Un an plus tard, sur le tournage de Merci pour le chocolat, un autre journaliste du même hebdomadaire, Eric Libiot, rapporte les propos du cinéaste:
«Ce monsieur n’a pas aimé mon précédent film, Au cœur du mensonge. C’est son droit le plus strict. Mais dans sa critique, il s’est permis d’écrire, affirmant que je préférais manger plutôt que de tourner, qu’après une andouillette j’avalais des œufs à la neige. Hérésie! Les mettre au même repas est une faute de goût dont je suis incapable.»
Claude Chabrol, également scénariste, décide alors de concocter une petite vengeance:
«J’ai donc décidé que Dufreigne serait l’homme peu recommandable de mes films. Ici, je commence petit, mais dans les suivants, ça va être saignant…»

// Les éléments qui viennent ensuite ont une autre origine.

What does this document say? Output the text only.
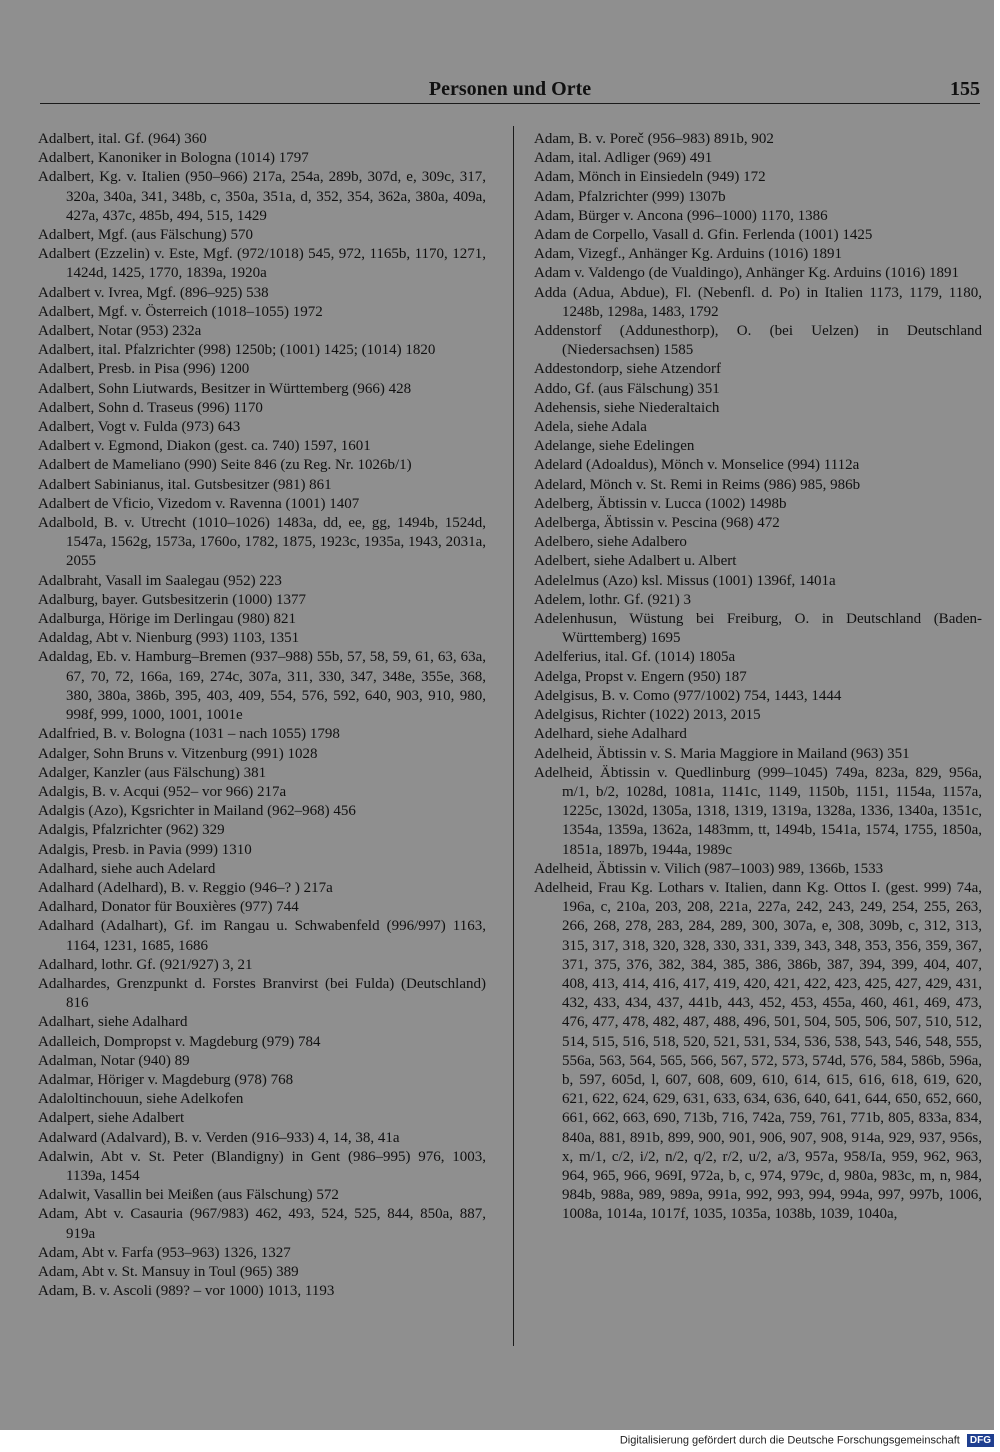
Personen und Orte	155
Adalbert, ital. Gf. (964) 360
Adalbert, Kanoniker in Bologna (1014) 1797
Adalbert, Kg. v. Italien (950–966) 217a, 254a, 289b, 307d, e, 309c, 317, 320a, 340a, 341, 348b, c, 350a, 351a, d, 352, 354, 362a, 380a, 409a, 427a, 437c, 485b, 494, 515, 1429
Adalbert, Mgf. (aus Fälschung) 570
Adalbert (Ezzelin) v. Este, Mgf. (972/1018) 545, 972, 1165b, 1170, 1271, 1424d, 1425, 1770, 1839a, 1920a
Adalbert v. Ivrea, Mgf. (896–925) 538
Adalbert, Mgf. v. Österreich (1018–1055) 1972
Adalbert, Notar (953) 232a
Adalbert, ital. Pfalzrichter (998) 1250b; (1001) 1425; (1014) 1820
Adalbert, Presb. in Pisa (996) 1200
Adalbert, Sohn Liutwards, Besitzer in Württemberg (966) 428
Adalbert, Sohn d. Traseus (996) 1170
Adalbert, Vogt v. Fulda (973) 643
Adalbert v. Egmond, Diakon (gest. ca. 740) 1597, 1601
Adalbert de Mameliano (990) Seite 846 (zu Reg. Nr. 1026b/1)
Adalbert Sabinianus, ital. Gutsbesitzer (981) 861
Adalbert de Vficio, Vizedom v. Ravenna (1001) 1407
Adalbold, B. v. Utrecht (1010–1026) 1483a, dd, ee, gg, 1494b, 1524d, 1547a, 1562g, 1573a, 1760o, 1782, 1875, 1923c, 1935a, 1943, 2031a, 2055
Adalbraht, Vasall im Saalegau (952) 223
Adalburg, bayer. Gutsbesitzerin (1000) 1377
Adalburga, Hörige im Derlingau (980) 821
Adaldag, Abt v. Nienburg (993) 1103, 1351
Adaldag, Eb. v. Hamburg–Bremen (937–988) 55b, 57, 58, 59, 61, 63, 63a, 67, 70, 72, 166a, 169, 274c, 307a, 311, 330, 347, 348e, 355e, 368, 380, 380a, 386b, 395, 403, 409, 554, 576, 592, 640, 903, 910, 980, 998f, 999, 1000, 1001, 1001e
Adalfried, B. v. Bologna (1031 – nach 1055) 1798
Adalger, Sohn Bruns v. Vitzenburg (991) 1028
Adalger, Kanzler (aus Fälschung) 381
Adalgis, B. v. Acqui (952– vor 966) 217a
Adalgis (Azo), Kgsrichter in Mailand (962–968) 456
Adalgis, Pfalzrichter (962) 329
Adalgis, Presb. in Pavia (999) 1310
Adalhard, siehe auch Adelard
Adalhard (Adelhard), B. v. Reggio (946–? ) 217a
Adalhard, Donator für Bouxières (977) 744
Adalhard (Adalhart), Gf. im Rangau u. Schwabenfeld (996/997) 1163, 1164, 1231, 1685, 1686
Adalhard, lothr. Gf. (921/927) 3, 21
Adalhardes, Grenzpunkt d. Forstes Branvirst (bei Fulda) (Deutschland) 816
Adalhart, siehe Adalhard
Adalleich, Dompropst v. Magdeburg (979) 784
Adalman, Notar (940) 89
Adalmar, Höriger v. Magdeburg (978) 768
Adaloltinchouun, siehe Adelkofen
Adalpert, siehe Adalbert
Adalward (Adalvard), B. v. Verden (916–933) 4, 14, 38, 41a
Adalwin, Abt v. St. Peter (Blandigny) in Gent (986–995) 976, 1003, 1139a, 1454
Adalwit, Vasallin bei Meißen (aus Fälschung) 572
Adam, Abt v. Casauria (967/983) 462, 493, 524, 525, 844, 850a, 887, 919a
Adam, Abt v. Farfa (953–963) 1326, 1327
Adam, Abt v. St. Mansuy in Toul (965) 389
Adam, B. v. Ascoli (989? – vor 1000) 1013, 1193
Adam, B. v. Poreč (956–983) 891b, 902
Adam, ital. Adliger (969) 491
Adam, Mönch in Einsiedeln (949) 172
Adam, Pfalzrichter (999) 1307b
Adam, Bürger v. Ancona (996–1000) 1170, 1386
Adam de Corpello, Vasall d. Gfin. Ferlenda (1001) 1425
Adam, Vizegf., Anhänger Kg. Arduins (1016) 1891
Adam v. Valdengo (de Vualdingo), Anhänger Kg. Arduins (1016) 1891
Adda (Adua, Abdue), Fl. (Nebenfl. d. Po) in Italien 1173, 1179, 1180, 1248b, 1298a, 1483, 1792
Addenstorf (Addunesthorp), O. (bei Uelzen) in Deutschland (Niedersachsen) 1585
Addestondorp, siehe Atzendorf
Addo, Gf. (aus Fälschung) 351
Adehensis, siehe Niederaltaich
Adela, siehe Adala
Adelange, siehe Edelingen
Adelard (Adoaldus), Mönch v. Monselice (994) 1112a
Adelard, Mönch v. St. Remi in Reims (986) 985, 986b
Adelberg, Äbtissin v. Lucca (1002) 1498b
Adelberga, Äbtissin v. Pescina (968) 472
Adelbero, siehe Adalbero
Adelbert, siehe Adalbert u. Albert
Adelelmus (Azo) ksl. Missus (1001) 1396f, 1401a
Adelem, lothr. Gf. (921) 3
Adelenhusun, Wüstung bei Freiburg, O. in Deutschland (Baden-Württemberg) 1695
Adelferius, ital. Gf. (1014) 1805a
Adelga, Propst v. Engern (950) 187
Adelgisus, B. v. Como (977/1002) 754, 1443, 1444
Adelgisus, Richter (1022) 2013, 2015
Adelhard, siehe Adalhard
Adelheid, Äbtissin v. S. Maria Maggiore in Mailand (963) 351
Adelheid, Äbtissin v. Quedlinburg (999–1045) 749a, 823a, 829, 956a, m/1, b/2, 1028d, 1081a, 1141c, 1149, 1150b, 1151, 1154a, 1157a, 1225c, 1302d, 1305a, 1318, 1319, 1319a, 1328a, 1336, 1340a, 1351c, 1354a, 1359a, 1362a, 1483mm, tt, 1494b, 1541a, 1574, 1755, 1850a, 1851a, 1897b, 1944a, 1989c
Adelheid, Äbtissin v. Vilich (987–1003) 989, 1366b, 1533
Adelheid, Frau Kg. Lothars v. Italien, dann Kg. Ottos I. (gest. 999) 74a, 196a, c, 210a, 203, 208, 221a, 227a, 242, 243, 249, 254, 255, 263, 266, 268, 278, 283, 284, 289, 300, 307a, e, 308, 309b, c, 312, 313, 315, 317, 318, 320, 328, 330, 331, 339, 343, 348, 353, 356, 359, 367, 371, 375, 376, 382, 384, 385, 386, 386b, 387, 394, 399, 404, 407, 408, 413, 414, 416, 417, 419, 420, 421, 422, 423, 425, 427, 429, 431, 432, 433, 434, 437, 441b, 443, 452, 453, 455a, 460, 461, 469, 473, 476, 477, 478, 482, 487, 488, 496, 501, 504, 505, 506, 507, 510, 512, 514, 515, 516, 518, 520, 521, 531, 534, 536, 538, 543, 546, 548, 555, 556a, 563, 564, 565, 566, 567, 572, 573, 574d, 576, 584, 586b, 596a, b, 597, 605d, l, 607, 608, 609, 610, 614, 615, 616, 618, 619, 620, 621, 622, 624, 629, 631, 633, 634, 636, 640, 641, 644, 650, 652, 660, 661, 662, 663, 690, 713b, 716, 742a, 759, 761, 771b, 805, 833a, 834, 840a, 881, 891b, 899, 900, 901, 906, 907, 908, 914a, 929, 937, 956s, x, m/1, c/2, i/2, n/2, q/2, r/2, u/2, a/3, 957a, 958/Ia, 959, 962, 963, 964, 965, 966, 969I, 972a, b, c, 974, 979c, d, 980a, 983c, m, n, 984, 984b, 988a, 989, 989a, 991a, 992, 993, 994, 994a, 997, 997b, 1006, 1008a, 1014a, 1017f, 1035, 1035a, 1038b, 1039, 1040a,
Digitalisierung gefördert durch die Deutsche Forschungsgemeinschaft DFG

Ainsi, le pauvre personnage de Dufreigne –interprété par Michel Robin– se fait traiter de«vieux con» par Isabelle Huppert.
Mais l’histoire ne s’arrête pas là.
Car que se passe-t-il quand un chroniqueur de cinéma égratigne à son tour Merci pour le chocolat? Si Jean-Pierre Dufreigne se tient à carreau (le critique félicite d’abord Chabrol de livrer aux spectateurs sa recette du chocolat chaud et conclut par cette phrase: «En fait, cet homme est extrêmement sympathique»), Jean-Pierre Lavoignat, cofondateur moustachu de Studio Magazine, ne se prosterne guère devant ce dernier long-métrage et le fait savoir dans les colonnes de son journal.

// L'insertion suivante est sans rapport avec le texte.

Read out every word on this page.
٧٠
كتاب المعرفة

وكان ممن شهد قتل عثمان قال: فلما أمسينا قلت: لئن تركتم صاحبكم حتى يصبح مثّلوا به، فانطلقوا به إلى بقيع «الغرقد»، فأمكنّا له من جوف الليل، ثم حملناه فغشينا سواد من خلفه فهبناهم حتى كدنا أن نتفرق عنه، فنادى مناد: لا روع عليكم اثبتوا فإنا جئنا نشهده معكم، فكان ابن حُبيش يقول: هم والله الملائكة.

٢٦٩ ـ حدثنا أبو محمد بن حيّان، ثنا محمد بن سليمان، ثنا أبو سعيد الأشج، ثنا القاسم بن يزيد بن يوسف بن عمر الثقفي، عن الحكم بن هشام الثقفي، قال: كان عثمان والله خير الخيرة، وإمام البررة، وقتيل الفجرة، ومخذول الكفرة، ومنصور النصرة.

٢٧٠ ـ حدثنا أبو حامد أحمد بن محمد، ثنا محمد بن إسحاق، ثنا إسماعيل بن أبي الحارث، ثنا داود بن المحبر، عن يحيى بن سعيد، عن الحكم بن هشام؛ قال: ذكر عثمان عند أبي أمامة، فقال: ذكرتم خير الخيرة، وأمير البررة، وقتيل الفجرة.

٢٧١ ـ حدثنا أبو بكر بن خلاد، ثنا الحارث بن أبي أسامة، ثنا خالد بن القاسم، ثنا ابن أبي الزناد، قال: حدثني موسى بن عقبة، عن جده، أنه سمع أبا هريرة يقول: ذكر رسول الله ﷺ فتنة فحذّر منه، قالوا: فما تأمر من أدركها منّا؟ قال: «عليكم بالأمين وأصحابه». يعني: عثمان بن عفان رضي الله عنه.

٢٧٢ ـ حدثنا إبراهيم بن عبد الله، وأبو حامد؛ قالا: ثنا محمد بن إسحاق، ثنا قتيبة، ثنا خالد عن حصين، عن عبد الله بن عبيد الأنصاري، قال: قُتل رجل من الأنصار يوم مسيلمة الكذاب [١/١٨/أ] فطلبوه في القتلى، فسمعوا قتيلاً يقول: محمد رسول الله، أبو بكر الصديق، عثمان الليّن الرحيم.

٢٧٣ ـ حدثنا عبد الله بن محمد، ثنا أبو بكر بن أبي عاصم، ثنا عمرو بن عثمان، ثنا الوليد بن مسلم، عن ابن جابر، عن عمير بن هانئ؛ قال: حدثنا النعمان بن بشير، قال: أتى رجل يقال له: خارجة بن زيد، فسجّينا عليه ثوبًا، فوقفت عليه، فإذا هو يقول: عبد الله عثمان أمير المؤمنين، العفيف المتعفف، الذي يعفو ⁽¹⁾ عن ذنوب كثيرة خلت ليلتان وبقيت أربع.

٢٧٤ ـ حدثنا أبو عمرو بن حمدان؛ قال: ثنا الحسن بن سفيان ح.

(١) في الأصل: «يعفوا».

Si cette fois, Claude Chabrol n’exprime aucune animosité en public, il prend soin de garder en tête le nom de sa prochaine victime. Il laisse passer un film (La Fleur du mal,2003), probablement parce qu’il n’en signe pas le scénario, tout en planifiant son offensive.
La Demoiselle d’honneur sort en 2004. Le film noir, tiré d’un roman britannique du même nom, raconte la passion dévorante et destructrice de deux jeunes amoureux, joués par Benoît Magimel et Laura Smet.
L’un des moments-clés de l’histoire est constitué par l’annonce, à l’un des personnages principaux, du meurtre sanglant d’un voisin innocent. Et comment pourrait bien se nommer cet homme qui prend cher? Lavoignat, bien sûr!
Après La Demoiselle d’honneur, aucun autre critique ciné ne sera blessé lors des tournages suivants de Claude Chabrol, décédé en 2010 à l’âge de 80 ans. En 2007, Jean-Pierre Lavoignat s’est vu remettre les insignes de Chevalier dans l’Ordre des Arts et des Lettres pour sa longue carrière de journaliste et cinéphile.